These activities constituted completion of one maintenance effectiveness sample, as
defined in Inspection Procedure 71111.12.
b. Findings
No findings were identified.
.2 Quality Control
a. Inspection Scope
On April 25, 2017, the inspectors reviewed the licensees quality control activities
through a review of parts installed in the steam generator atmospheric relief valves that
were purchased as commercial-grade parts but were dedicated prior to installation in a
quality-grade application.
These activities constituted completion of one quality control sample, as defined in
Inspection Procedure 71111.12.
b. Findings
Introduction. The inspectors identified a non-cited violation of 10 CFR Part 50, Appendix
B, Criterion III, Design Control, associated with the licensees failure to assure that
design changes were subject to design control measures commensurate with those
applied to the original design. Specifically, the licensee changed internal components for
safety-related booster relays but failed to verify that these new components could
withstand the environment created during a high energy line break.

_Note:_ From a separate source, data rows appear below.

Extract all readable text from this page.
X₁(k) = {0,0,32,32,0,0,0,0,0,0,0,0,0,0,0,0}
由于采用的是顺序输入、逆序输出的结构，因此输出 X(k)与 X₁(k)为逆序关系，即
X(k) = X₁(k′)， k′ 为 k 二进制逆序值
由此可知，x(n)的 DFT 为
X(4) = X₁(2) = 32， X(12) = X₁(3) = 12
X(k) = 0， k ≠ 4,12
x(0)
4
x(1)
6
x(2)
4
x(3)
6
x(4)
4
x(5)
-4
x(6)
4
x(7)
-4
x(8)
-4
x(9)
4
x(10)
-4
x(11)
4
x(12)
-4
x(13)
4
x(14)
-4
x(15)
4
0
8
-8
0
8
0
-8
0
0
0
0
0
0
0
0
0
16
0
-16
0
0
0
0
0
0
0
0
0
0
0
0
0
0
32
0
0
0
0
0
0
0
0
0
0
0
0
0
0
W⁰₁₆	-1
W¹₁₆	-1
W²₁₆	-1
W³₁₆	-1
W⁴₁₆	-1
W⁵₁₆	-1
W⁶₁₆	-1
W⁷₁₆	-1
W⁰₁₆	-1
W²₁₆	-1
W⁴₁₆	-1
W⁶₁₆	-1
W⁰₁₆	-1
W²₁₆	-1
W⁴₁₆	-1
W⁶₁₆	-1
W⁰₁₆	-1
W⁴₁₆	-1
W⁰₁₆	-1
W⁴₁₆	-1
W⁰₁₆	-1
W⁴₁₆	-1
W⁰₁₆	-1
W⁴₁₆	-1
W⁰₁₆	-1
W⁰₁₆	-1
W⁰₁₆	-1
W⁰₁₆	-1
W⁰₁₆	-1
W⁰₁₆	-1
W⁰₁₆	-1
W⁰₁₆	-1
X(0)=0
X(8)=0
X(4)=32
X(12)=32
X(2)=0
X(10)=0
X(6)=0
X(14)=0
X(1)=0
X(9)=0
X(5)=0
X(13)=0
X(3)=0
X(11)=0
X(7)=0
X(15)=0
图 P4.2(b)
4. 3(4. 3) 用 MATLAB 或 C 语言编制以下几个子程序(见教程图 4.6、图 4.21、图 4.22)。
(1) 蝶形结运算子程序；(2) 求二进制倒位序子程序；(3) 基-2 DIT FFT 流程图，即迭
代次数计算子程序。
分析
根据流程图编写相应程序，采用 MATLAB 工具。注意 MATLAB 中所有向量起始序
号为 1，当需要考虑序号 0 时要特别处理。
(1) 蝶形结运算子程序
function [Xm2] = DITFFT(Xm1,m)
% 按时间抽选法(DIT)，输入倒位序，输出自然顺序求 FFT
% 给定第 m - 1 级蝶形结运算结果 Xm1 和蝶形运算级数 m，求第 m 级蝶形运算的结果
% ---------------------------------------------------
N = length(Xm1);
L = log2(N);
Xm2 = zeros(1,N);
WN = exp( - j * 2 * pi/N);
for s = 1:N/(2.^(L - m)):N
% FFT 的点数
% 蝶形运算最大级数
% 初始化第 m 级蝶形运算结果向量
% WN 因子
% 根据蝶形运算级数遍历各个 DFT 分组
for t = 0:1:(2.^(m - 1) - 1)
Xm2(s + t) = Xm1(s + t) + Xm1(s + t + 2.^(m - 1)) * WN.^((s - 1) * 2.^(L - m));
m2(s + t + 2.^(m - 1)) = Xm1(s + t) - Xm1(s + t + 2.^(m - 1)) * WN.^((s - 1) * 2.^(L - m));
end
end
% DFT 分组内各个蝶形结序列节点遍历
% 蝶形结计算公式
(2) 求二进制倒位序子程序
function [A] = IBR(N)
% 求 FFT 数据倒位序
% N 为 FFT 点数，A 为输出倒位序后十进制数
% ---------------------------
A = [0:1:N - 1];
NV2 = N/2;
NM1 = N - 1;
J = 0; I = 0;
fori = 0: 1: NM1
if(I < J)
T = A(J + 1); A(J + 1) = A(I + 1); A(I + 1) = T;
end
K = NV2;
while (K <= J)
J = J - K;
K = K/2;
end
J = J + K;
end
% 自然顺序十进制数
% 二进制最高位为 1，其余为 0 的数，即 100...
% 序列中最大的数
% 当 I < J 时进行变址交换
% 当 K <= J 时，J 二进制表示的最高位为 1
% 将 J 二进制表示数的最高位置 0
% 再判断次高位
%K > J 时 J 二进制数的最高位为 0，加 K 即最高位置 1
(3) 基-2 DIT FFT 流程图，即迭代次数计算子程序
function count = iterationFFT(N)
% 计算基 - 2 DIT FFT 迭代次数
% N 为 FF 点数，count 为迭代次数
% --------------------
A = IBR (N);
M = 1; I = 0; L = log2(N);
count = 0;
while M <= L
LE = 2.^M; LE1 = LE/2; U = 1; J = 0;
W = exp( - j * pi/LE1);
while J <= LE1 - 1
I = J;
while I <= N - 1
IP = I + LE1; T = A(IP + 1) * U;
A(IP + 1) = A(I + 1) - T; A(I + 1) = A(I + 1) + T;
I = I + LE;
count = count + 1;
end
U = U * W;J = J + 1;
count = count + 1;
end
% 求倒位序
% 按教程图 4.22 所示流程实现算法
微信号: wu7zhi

Description. While reviewing a commercial grade dedication package for steam
generator atmospheric relief valve booster relays inspectors noted that Condition Report
CR-2017-004594 was written because of identified discrepancies with the currently
installed relay. Specifically, the licensee had determined that in 2005 a design change
had been performed which allowed new relay models to be installed in the plant, and
17
these new model contained elastomers that were not qualified for the environmental
conditions the relays could be exposed to under accident conditions. Inspectors
determined that these changes to the facility were design changes that should have
been subject to design control measures commensurate with those applied to the
original design, but were not.
The inspectors reviewed the licensees evaluation documented in Condition Report
CR-2017-004594. While this evaluation identified that the relays were not qualified for
the environment it focused only on procuring replacement relays. Based on this
inspectors determined that the licensees evaluation was inadequate. Specifically, the
inspectors noted that (1) the operability evaluation performed by the licensee failed to
establish a reasonable expectation of operability for all of the relays, and the licensee
had not initiated a past operability to address the inoperable relay, (2) the licensee had
no actions to correct the identified condition adverse to quality of a design change
implemented without appropriate controls, and (3) the licensee had no actions in place to
ensure that the inadequate relays were controlled as blocked stock to ensure they were
not subsequently re-installed in the facility.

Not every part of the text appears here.